1 Reply Latest reply on Dec 7, 2013 11:59 AM by Lawrence Garvin

    Looking for Patch reporting


      Hello,  I am about 2 weeks into using Patch Manager.  I am looking for an on the fly report that will give me a list of computers in my domain and tell me which software is no up to date for each computer.  I have looked through the reporting section and tried to follow the guide to create a customer report, but that all looks at WSUS and I want to see all my third party software.  Thanks in advanced!



        • Re: Looking for Patch reporting
          Lawrence Garvin

          There are two ways you can approach this requirement.


          The first is that you can inventory the software that exists on your client systems and report based on what is actually installed. However, merely reporting on what is installed wil not necessarily convey whether the software is actually up to date. There are two available methods for performing a software inventory:


          • You can enable asset inventory collection via WSUS and leverage the WSUS Inventory Installed Software report that is contained in the Windows Server Update Services report category. To enable WSUS asset inventory collection, right click on the WSUS node, select Configuration Options, and enable the first option "Collect Extended Inventory Information". Please note that this option will significantly increase the size of your WSUS database, as well as the Patch Manager database. This asset inventory data is transferred into the Patch Manager database during the scheduled WSUS Inventory Task.
          • You can enable asset inventory collection via WMI using Patch Manager's Managed Computer Inventory capability. From the Managed Enterprise node (or other management group that may be defined), select your DOMAIN or WORKGROUP in the center pane, and then launch the "Schedule Inventory" task via the right-click context menu or the Actions Pane.


          It's also useful to understand the difference between these two inventory tasks.

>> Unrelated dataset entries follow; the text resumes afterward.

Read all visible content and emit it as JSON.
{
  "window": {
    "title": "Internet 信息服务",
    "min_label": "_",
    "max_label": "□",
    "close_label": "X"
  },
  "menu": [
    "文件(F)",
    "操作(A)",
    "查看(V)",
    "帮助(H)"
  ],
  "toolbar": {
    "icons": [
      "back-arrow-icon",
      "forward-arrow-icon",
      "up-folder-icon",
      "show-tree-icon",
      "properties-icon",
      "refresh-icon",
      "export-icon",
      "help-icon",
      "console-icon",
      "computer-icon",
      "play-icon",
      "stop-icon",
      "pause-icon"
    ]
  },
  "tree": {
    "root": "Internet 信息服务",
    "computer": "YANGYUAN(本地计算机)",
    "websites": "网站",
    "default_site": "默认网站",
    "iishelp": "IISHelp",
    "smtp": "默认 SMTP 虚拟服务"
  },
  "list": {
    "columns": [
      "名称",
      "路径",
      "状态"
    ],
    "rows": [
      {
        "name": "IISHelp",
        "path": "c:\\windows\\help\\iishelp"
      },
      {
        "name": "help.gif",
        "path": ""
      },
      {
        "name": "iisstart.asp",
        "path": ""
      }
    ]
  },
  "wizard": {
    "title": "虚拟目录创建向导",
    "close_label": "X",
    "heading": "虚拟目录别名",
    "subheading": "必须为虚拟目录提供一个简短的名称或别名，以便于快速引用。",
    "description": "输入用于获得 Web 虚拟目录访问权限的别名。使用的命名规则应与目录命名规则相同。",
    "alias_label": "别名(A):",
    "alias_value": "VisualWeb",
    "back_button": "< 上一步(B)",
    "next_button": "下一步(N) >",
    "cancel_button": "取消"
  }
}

          • The WSUS-based asset inventory task is a push task. The Windows Update Agent reports the asset inventory data to the WSUS server automatically as part of each detection event. Also worthy of note, the WSUS-based asset inventory task is an all-or-nothing situation; you cannot choose which items are inventoried.
          • The WMI-based asset inventory task is a pull task. The Patch Manager server initiates a connection to each individual system to collect asset inventory via WMI. In the pull operation, it is necessary that the target system is powered on and Patch Manager is configured with the correct credential to authenticate with the system. With the WMI-based asset inventory task, you can pick and choose which objects are inventoried from the client. You could even run multiple inventory tasks to inventory different clients for different objects.


          In some cases, the software inventory reports will identify the specific patch level of a product installed, if that product records that level of detail in Programs & Features.


          The second approach to this requirement is to publish third-party updates to the WSUS server. By publishing updates to the WSUS server, the Windows Update Agent will report status information on that update package (NotApplicable, Installed, NotInstalled). If you publish only the latest package, then you'll have simple information about which systems have installed it and which have not. If you wanted a more thorough report regarding specifically which versions are installed, for example, with JRE7, publish additional downlevel packages. Each client that has an instance of JRE7 installed will identify one of those various JRE7 packages as Installed, the older packages will be NotApplicable, and the newer packages will be NotInstalled. From there you can use the standard Computer Update Status report in the Windows Server Update Services Analytics report category to get detailed information about what is, and is not, installed on your systems.